After the KRG held an independence referendum Sept. 25 and Baghdad responded Oct. 15 by sending in troops to retake disputed territory and squelch any talk of secession, many people wondered what would happen on the Turkey-Iraq border.
Habur crossing (pictured), known as Ibrahim Khalil border gate on the Kurdish side, is the sole crossing between the two countries. After taking over Kirkuk, Baghdad then decided it wanted control of the crossing. Iraqi soldiers who had flown to Turkey for the exercises were now going back by road for the first time in 26 years.

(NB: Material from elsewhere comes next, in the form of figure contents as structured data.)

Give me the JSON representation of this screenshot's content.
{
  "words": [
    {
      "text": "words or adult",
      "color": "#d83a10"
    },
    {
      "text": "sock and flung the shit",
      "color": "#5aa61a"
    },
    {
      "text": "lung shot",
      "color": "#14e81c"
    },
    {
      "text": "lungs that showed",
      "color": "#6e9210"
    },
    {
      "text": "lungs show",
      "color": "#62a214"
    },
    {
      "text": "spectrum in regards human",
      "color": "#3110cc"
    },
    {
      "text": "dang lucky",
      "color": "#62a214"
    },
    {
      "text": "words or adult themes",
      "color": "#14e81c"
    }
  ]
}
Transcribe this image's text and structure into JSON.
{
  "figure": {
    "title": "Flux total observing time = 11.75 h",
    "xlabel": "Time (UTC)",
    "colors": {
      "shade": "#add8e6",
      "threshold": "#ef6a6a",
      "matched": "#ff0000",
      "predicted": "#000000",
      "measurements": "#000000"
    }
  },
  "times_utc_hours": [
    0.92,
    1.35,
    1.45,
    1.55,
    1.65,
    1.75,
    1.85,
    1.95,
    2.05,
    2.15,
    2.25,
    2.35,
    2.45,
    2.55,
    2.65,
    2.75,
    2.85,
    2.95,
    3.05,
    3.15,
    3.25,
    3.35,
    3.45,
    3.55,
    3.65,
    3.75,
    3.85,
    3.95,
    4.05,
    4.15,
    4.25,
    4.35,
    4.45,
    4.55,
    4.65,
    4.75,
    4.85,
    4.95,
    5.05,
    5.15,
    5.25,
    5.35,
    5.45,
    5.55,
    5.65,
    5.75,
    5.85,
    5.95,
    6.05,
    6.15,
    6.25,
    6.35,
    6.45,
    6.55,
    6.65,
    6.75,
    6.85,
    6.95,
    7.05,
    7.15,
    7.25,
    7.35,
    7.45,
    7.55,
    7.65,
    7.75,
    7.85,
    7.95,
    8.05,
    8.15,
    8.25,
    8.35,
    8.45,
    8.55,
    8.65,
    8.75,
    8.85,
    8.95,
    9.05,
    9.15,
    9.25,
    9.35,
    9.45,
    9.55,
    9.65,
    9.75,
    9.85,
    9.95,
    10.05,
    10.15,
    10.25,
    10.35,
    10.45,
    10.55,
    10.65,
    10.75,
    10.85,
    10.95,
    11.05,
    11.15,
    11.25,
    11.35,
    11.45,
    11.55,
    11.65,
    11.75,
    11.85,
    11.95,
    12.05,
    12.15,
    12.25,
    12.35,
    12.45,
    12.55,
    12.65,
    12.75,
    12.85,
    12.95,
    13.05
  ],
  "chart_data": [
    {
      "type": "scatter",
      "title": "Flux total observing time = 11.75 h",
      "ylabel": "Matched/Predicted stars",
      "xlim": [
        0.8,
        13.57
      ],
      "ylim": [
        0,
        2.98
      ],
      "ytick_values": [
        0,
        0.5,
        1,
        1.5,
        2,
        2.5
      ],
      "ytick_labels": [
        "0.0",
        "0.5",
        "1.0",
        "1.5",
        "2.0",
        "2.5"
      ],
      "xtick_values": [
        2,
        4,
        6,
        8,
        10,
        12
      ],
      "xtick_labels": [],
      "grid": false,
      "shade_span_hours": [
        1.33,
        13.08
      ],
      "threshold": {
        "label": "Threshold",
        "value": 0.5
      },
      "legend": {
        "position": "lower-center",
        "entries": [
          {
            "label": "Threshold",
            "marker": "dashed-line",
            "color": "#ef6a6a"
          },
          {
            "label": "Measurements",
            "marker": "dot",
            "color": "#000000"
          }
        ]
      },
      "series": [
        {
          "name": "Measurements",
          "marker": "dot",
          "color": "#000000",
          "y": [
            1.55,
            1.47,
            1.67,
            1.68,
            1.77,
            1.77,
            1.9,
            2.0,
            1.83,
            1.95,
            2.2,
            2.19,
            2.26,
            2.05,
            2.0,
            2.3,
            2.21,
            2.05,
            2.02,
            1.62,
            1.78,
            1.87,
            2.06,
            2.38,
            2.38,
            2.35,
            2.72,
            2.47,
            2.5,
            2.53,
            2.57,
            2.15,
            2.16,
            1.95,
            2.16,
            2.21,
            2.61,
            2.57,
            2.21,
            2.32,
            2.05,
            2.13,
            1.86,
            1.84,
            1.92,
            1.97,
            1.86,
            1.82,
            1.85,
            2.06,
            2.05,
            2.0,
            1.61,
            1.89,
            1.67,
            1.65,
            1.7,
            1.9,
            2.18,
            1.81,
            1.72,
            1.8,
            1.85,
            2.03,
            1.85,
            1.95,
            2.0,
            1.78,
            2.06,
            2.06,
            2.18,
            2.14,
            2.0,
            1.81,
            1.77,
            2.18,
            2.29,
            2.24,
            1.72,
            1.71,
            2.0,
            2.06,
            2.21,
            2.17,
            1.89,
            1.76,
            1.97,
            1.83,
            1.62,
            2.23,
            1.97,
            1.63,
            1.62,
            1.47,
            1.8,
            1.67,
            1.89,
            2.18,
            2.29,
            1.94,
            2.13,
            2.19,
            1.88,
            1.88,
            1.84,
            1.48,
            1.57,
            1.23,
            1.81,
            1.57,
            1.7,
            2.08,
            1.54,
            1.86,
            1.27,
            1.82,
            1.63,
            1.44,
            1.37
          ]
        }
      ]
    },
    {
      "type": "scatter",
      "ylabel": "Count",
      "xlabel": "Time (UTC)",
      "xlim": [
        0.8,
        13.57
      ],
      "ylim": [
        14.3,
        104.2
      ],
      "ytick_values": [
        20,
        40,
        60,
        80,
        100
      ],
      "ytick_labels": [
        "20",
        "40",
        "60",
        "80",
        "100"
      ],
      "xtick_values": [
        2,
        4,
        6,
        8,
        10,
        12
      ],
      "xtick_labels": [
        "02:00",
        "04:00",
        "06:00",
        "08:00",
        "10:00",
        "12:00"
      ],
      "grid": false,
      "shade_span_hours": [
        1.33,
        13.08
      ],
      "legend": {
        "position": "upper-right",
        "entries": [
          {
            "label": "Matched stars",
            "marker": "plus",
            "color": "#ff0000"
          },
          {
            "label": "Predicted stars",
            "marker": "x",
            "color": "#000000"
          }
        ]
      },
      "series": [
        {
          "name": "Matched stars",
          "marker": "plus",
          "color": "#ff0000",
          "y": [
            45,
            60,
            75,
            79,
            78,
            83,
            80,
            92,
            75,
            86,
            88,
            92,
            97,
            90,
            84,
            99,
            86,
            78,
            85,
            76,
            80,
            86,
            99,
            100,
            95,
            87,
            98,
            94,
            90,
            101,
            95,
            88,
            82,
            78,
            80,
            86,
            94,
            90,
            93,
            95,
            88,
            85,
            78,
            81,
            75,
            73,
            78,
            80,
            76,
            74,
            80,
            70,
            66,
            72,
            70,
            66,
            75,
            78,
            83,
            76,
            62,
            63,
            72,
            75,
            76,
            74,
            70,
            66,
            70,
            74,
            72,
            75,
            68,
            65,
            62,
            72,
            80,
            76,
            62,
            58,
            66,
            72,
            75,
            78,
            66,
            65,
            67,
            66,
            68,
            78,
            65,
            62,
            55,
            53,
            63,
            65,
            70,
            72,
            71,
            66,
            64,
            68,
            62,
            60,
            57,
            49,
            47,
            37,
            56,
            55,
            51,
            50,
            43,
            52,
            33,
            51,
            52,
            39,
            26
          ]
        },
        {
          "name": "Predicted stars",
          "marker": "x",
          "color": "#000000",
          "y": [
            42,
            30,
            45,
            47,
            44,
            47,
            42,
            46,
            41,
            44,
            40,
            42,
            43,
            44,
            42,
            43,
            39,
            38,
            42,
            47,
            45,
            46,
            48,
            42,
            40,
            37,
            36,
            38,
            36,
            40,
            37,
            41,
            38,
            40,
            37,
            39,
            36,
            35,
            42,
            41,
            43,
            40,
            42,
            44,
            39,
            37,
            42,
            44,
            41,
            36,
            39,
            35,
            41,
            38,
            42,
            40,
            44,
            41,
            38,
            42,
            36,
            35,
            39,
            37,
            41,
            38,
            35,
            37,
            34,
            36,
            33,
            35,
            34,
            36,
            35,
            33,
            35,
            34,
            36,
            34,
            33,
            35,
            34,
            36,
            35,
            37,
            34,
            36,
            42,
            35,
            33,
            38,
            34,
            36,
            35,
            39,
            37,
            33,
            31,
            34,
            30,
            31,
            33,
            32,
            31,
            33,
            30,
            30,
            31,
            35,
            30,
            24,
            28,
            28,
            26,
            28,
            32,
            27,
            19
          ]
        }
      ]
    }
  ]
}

When the Iraqi army had abandoned that crossing in 1991, nobody had cell phones to report it. It took the world many days to learn that the Iraqis had handed over northern Iraq to the Kurds. But as Iraqi soldiers recently approached the border crossing, the entire world knew about it.
Some Turkish media ran false headlines saying the crossing had been handed over to Baghdad. The Turkish side was pleased with this development, especially when social media began spreading photos of Iraqi soldiers accompanied by senior officers from both sides at the border crossing. Nobody seemed to notice that there was not a single photo or report of a customs administration office being handed over.